Whistling Vivaldi won’t save you

 

Slate

Jonathan Ferrell, a former Florida A&M football player who recently moved to the Charlotte, N.C., area to be with his fiancée this month, had a horrible car crash. The 24-year-old broke out the back window to escape and walked, injured, to knock on the nearest door for help. Now, Ferrell is dead. The neighbor he asked for aid called 911 (”He is trying to kick down my door,” she cried on the phone), and one of the responding police officers shot the unarmed Ferrell 10 times.

Ferrell, who was African American, may have been too hurt, too in shock, to remember to whistle Vivaldi to signal he was a victim and not a threat.

Social psychologist Claude Steele’s book Whistling Vivaldi: How Stereotypes Affect Us and What We Can Do revolutionized our understanding of the daily context and cognitive effects of stereotypes and bias. The title of Steele’s book alludes to a story his friend New York Times writer Brent Staples once shared. An African-American man, Staples recounted how his physical presence terrified whites as he moved about Chicago as a free citizen and graduate student. To counter the negative effects of white fear, he took to whistling Vivaldi. It was a signal to the unvictimized victims of his blackness that he was safe. Dangerous black men do not listen to classical music, or so the hope goes. The incongruence between Staples’ musical choices and the stereotype of him as a predator were meant to disrupt the implicit, unexamined racist assumptions about him. It seems an annoying daily accommodation, perhaps, an attempt to make whites feel at ease to grease the wheels of social interactions — unless we fully recognize the potential consequences of white dis-ease for black lives.

I do not know many black people who do not have some kind of similar coping mechanism. I have been known to wear university-branded clothing when I am shopping for real estate, hopefully drawing on the cultural value of colleges and students to counter any assumptions of me as buyer. A friend straightens her hair when she is job-seeking. Another friend, a Hispanic male, told me that he shaves all his facial hair when entertaining white clients to signal that he is respectable. Although stereotype threat — the anxiety that you are conforming to negative assumptions about your social group — can occur to any member of any group, it occurs most frequently, and with more dangerous consequences, for groups that have more and stronger negative beliefs attached to them.

Of course, the idea that respectability politics will not save you is true. Just as wearing long johns is not a preventative measure against rape for women, affecting middle-class white behaviors is not a protective measure for people of color; it’s a talisman. In exerting any measure of control in signaling that we are not dangerous or violent or criminal, we are mostly assuaging the cognitive stress caused by constant management of social situations.

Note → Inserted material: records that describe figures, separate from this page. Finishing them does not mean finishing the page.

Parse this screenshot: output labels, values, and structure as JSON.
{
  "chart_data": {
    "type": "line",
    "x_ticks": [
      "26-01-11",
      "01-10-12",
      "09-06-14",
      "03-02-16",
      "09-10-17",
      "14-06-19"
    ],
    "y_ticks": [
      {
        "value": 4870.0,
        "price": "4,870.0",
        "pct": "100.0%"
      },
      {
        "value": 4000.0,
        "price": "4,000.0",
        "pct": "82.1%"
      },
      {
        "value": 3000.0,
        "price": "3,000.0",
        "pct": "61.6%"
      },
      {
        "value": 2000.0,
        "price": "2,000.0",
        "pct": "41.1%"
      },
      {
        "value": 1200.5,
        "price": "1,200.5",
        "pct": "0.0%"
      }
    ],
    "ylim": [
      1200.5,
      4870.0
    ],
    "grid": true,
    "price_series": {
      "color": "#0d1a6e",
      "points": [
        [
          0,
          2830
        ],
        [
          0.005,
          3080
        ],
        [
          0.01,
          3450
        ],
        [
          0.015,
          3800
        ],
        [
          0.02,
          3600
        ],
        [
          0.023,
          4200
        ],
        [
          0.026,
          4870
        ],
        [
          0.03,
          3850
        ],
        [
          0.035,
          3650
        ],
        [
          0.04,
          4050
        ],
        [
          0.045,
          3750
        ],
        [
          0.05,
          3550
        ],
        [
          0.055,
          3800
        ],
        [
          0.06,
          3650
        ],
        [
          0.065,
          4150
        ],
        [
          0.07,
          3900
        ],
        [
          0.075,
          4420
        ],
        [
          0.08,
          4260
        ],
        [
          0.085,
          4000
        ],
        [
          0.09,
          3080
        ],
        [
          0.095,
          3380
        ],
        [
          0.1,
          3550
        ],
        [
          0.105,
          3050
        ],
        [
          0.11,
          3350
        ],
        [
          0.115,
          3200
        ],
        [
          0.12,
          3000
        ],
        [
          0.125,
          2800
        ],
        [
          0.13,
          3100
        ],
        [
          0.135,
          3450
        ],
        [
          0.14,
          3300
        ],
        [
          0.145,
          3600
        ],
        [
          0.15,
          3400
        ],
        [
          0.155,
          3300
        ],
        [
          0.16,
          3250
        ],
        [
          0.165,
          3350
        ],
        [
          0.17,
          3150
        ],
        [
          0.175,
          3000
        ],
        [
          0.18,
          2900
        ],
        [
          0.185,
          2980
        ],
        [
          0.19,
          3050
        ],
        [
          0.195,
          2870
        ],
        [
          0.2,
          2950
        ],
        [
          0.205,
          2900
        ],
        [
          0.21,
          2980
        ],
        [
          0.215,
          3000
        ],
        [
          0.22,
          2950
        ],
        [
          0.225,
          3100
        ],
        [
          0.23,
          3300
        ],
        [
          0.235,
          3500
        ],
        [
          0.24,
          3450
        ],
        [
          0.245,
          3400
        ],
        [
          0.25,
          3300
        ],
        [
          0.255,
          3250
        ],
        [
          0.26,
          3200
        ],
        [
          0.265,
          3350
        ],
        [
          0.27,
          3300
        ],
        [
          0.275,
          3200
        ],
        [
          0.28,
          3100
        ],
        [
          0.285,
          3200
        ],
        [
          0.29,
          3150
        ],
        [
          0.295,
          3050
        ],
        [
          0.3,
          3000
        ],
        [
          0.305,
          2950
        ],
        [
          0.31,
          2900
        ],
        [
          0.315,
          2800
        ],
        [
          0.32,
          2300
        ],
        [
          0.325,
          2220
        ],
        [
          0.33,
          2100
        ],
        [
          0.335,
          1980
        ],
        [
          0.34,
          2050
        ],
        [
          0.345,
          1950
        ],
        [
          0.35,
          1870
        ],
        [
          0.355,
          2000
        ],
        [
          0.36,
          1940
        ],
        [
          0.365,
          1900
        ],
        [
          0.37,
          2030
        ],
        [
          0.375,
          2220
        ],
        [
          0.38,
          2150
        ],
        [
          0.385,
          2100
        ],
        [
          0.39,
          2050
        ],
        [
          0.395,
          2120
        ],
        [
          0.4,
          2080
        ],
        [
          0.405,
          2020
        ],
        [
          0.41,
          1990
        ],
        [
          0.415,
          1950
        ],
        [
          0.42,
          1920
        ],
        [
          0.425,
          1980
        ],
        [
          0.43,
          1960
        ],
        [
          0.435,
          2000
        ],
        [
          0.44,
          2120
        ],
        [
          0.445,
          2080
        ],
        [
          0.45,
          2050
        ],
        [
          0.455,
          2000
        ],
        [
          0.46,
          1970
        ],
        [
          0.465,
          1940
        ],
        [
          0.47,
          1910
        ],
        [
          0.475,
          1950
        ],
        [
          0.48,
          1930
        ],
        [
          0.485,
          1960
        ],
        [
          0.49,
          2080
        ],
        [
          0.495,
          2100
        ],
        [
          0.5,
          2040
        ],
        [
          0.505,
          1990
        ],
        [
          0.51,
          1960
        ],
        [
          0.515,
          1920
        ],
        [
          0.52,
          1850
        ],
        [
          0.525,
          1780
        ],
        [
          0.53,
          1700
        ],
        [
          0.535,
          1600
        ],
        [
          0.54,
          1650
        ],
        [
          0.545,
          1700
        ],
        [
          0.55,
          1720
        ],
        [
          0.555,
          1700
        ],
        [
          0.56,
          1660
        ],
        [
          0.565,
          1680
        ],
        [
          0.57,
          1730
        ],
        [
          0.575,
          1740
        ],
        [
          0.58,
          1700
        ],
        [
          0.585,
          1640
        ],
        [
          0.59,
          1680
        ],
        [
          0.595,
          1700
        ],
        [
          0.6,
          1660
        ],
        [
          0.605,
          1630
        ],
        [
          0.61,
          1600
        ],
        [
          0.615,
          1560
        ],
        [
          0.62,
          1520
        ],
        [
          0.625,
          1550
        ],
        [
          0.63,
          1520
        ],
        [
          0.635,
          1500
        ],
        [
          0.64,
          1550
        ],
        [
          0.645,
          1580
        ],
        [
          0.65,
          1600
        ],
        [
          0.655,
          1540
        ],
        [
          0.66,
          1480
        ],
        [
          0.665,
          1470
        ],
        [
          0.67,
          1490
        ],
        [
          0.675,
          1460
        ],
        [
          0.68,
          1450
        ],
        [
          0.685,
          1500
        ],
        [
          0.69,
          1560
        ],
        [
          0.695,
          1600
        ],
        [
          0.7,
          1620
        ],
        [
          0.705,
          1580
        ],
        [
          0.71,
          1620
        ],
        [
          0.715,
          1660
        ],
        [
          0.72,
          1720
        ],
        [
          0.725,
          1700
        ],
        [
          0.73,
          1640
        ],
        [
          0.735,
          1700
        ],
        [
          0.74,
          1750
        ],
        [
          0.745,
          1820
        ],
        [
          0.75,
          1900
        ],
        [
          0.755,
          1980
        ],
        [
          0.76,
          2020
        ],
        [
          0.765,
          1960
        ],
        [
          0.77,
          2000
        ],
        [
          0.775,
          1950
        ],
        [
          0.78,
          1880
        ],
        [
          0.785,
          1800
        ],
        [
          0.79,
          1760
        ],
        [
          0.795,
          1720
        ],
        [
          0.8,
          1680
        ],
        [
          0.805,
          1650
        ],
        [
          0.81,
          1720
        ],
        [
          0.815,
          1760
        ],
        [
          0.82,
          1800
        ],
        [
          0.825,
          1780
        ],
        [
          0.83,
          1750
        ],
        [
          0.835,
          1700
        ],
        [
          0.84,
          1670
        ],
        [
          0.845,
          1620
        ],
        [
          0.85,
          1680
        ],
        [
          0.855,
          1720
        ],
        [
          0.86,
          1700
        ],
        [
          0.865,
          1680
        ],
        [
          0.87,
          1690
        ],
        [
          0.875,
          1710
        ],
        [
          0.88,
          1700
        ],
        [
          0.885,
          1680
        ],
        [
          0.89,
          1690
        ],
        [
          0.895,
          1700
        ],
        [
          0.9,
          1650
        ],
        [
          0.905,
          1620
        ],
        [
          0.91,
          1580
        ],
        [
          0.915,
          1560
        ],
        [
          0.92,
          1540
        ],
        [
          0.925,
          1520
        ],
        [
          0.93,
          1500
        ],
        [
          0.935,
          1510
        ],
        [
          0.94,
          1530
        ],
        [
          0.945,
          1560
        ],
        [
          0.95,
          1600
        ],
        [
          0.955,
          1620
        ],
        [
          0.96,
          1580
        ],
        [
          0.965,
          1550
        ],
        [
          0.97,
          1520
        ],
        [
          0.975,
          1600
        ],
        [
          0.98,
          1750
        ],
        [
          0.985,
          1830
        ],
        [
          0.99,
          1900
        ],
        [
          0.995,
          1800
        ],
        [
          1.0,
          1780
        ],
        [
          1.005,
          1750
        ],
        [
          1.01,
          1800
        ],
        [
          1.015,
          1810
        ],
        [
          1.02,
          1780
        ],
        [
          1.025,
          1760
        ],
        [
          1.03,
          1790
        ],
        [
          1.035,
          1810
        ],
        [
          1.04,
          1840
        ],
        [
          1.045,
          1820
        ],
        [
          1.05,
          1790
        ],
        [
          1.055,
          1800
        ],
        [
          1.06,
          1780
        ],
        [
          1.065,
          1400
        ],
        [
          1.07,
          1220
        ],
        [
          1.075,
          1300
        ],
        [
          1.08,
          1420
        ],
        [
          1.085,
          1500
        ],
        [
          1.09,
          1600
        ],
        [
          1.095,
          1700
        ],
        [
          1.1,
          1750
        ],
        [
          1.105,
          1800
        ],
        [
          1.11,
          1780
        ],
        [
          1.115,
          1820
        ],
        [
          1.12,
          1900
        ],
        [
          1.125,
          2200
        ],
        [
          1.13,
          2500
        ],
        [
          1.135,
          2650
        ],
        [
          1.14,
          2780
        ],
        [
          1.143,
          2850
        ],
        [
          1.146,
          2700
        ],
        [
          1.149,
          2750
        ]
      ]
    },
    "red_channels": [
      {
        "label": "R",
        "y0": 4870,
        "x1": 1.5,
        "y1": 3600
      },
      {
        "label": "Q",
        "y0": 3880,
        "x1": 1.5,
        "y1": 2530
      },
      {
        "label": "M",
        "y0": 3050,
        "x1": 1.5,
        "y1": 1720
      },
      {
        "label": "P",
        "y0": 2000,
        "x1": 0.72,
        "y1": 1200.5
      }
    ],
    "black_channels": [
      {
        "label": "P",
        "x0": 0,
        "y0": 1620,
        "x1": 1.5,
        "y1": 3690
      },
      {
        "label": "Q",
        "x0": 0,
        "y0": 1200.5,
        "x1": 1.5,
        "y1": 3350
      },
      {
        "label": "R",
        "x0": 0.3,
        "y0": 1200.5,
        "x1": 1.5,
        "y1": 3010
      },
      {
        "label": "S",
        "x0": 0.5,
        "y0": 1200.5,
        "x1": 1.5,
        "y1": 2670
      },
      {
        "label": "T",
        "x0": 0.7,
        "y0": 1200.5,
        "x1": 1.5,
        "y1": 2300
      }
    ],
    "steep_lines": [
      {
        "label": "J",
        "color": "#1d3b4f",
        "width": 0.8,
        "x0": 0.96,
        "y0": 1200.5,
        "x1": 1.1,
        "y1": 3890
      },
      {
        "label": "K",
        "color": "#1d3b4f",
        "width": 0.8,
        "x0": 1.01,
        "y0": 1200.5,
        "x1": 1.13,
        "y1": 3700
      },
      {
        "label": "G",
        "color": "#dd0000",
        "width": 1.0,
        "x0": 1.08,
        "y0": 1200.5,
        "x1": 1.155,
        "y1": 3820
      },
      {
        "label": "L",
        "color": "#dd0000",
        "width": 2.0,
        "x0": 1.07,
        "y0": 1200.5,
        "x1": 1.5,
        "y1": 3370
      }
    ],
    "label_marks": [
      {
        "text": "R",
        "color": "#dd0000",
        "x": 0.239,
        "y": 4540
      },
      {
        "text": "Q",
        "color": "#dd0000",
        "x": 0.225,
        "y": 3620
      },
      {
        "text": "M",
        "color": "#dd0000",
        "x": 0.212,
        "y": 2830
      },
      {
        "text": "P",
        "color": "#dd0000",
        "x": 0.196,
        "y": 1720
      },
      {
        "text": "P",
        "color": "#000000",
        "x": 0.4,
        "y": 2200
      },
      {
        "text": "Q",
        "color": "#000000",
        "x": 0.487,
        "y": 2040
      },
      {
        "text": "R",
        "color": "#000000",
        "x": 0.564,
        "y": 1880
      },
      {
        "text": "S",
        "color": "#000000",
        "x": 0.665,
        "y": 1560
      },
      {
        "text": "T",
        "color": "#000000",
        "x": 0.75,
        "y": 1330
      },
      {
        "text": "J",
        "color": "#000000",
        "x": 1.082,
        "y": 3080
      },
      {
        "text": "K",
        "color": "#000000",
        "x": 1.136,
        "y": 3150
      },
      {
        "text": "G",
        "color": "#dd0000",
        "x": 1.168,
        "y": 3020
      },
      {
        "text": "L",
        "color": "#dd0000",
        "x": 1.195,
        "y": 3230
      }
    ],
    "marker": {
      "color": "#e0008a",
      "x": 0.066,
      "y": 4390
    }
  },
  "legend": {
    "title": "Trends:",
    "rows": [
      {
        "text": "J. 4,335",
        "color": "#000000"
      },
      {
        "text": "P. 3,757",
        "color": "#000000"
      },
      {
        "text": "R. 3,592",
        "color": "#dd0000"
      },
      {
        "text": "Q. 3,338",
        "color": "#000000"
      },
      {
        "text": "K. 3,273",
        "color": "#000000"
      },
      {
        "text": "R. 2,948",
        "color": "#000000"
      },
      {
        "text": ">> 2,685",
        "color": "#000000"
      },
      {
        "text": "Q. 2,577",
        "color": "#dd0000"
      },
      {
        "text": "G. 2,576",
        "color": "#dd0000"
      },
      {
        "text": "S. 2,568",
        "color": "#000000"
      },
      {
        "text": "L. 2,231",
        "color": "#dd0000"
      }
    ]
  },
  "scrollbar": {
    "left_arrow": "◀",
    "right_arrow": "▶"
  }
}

That stress has real consequences. Steele’s work led to an entire body of research on those effects. When the object of a stereotype is aware of the negative perception of her, that awareness constrains all manner of ability and performance. But perhaps more interesting to me is what Steele described as the constant background processing that stereotyped people must perform. It’s like running too many programs in the background of your computer as you try to play a YouTube video. Just as the extra processing — invisible to the naked eye — impacts the video experience, the cognitive version compromises the functioning of our most sophisticated machines: human bodies.

For all we social scientists like to talk about structural privilege, it might be this social-psychological privilege that is the most valuable. Imagine the productivity of your laptop when all the background programs are closed. Now imagine your life when those background processes are rarely if ever activated, simply because of the social position your genetic characteristics afford you.

The death of Jonathan Ferrell reminds us that stereotyping in daily interactions can be aided and abetted by organizational processes (like the characterization of a police call to 911) and structural legitimacy (like the authority of the police to shoot first and ask questions later). I am choosing to ignore how that process was set in motion. Perhaps better feminist scholars than myself can explore the historical, cultural, gendered fear that legitimizes the unconscious bias toward black men as sexual and criminal predators. I find I do not have the stomach for it today.

I just read an article that quotes Ferrell’s family at length. His family’s attorney did not just want us to know that Ferrell was a friend and son but that:

“He’s engaged to be married, he has a dog and a cat, he was driving a Toyota Camry, he survived an accident, had 3.7 GPA, a chemistry major. This is not someone who posed a threat to the officers or anyone else, this is an everyday American.”

A 3.7 GPA. They want us to know that their dead friend, son, brother, and cousin had a 3.7 GPA.

Ferrell may have been too hurt, too in shock to whistle Vivaldi to all the people he encountered the night he was shot. It may not have helped if he had, through slammed doors, over police sirens and gunfire. But even in death his family is whistling Vivaldi on Ferrell’s behalf, signaling to us and our adjudication of justice that he was a student, and, by extension, a human being whose death should matter.

Tressie McMillan Cottom is a Ph.D. candidate in sociology at Emory University.